Los médicos afirman que no siempre está claro qué parte del aparato de seguridad de Sudán es responsable. Afirman que incluso cuando las fuerzas de seguridad no entran en el hospital, a menudo se disparan gases lacrimógenos en las inmediaciones, lo que dificulta el trabajo.

El CCSD ha acusado a las fuerzas de seguridad de asediar los hospitales y bloquear la entrada y salida de las ambulancias durante las protestas.

El domingo, los médicos marcharon con batas de laboratorio para presentar un informe a la oficina del Alto Comisionado de las Naciones Unidas para los Derechos Humanos en el que se documentan más de 20 presuntos incidentes en los que las fuerzas de seguridad impiden la atención médica en todo el país desde el golpe de Estado.

Los ataques provocaron que el ministro de Sanidad provisional presentara su dimisión, aunque sus colegas le convencieron posteriormente para que se quedara.

Aunque la presencia de las fuerzas de seguridad en las protestas del domingo fue más ligera de lo habitual, los testigos afirmaron haber visto disparar gas lacrimógeno una vez más cerca del Hospital Universitario de Jartum.

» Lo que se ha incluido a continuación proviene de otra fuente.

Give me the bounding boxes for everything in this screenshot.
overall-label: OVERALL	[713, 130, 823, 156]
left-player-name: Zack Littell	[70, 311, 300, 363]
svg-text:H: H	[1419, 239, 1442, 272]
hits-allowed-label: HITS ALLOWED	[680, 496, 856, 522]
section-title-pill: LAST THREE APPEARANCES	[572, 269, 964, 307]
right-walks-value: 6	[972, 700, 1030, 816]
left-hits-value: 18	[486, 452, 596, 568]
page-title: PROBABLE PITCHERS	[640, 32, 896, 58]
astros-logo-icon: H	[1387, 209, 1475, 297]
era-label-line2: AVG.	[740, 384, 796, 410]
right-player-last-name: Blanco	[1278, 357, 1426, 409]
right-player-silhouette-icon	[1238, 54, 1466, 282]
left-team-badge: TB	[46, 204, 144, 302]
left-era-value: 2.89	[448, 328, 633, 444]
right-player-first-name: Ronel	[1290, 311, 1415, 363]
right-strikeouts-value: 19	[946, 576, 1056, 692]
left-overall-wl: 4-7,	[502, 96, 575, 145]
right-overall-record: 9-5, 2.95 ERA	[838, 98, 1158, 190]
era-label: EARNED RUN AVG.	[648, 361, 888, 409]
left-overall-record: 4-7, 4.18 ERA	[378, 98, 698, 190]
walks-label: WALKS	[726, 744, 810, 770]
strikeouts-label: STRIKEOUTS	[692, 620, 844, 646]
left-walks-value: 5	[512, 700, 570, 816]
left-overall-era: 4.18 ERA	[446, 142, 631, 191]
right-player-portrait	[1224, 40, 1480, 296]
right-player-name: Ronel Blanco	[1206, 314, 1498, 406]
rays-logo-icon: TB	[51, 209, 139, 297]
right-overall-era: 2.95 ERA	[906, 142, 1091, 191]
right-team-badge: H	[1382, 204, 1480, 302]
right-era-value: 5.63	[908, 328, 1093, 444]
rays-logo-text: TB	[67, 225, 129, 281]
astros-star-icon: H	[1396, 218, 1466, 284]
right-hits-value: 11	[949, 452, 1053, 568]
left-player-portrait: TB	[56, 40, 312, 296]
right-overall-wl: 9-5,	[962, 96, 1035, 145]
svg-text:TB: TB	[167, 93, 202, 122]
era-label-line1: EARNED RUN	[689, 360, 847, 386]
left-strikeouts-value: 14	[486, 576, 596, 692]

Durante una visita al hospital para mostrar su solidaridad con el personal médico, la embajadora noruega Therese Loken Gheziel dijo que los ataques impedirían el compromiso de la comunidad internacional con las autoridades.

"Hay que reconstruir la confianza, la gente tiene que ver la justicia y la violencia tiene que parar. Entonces podremos facilitar las consultas", dijo.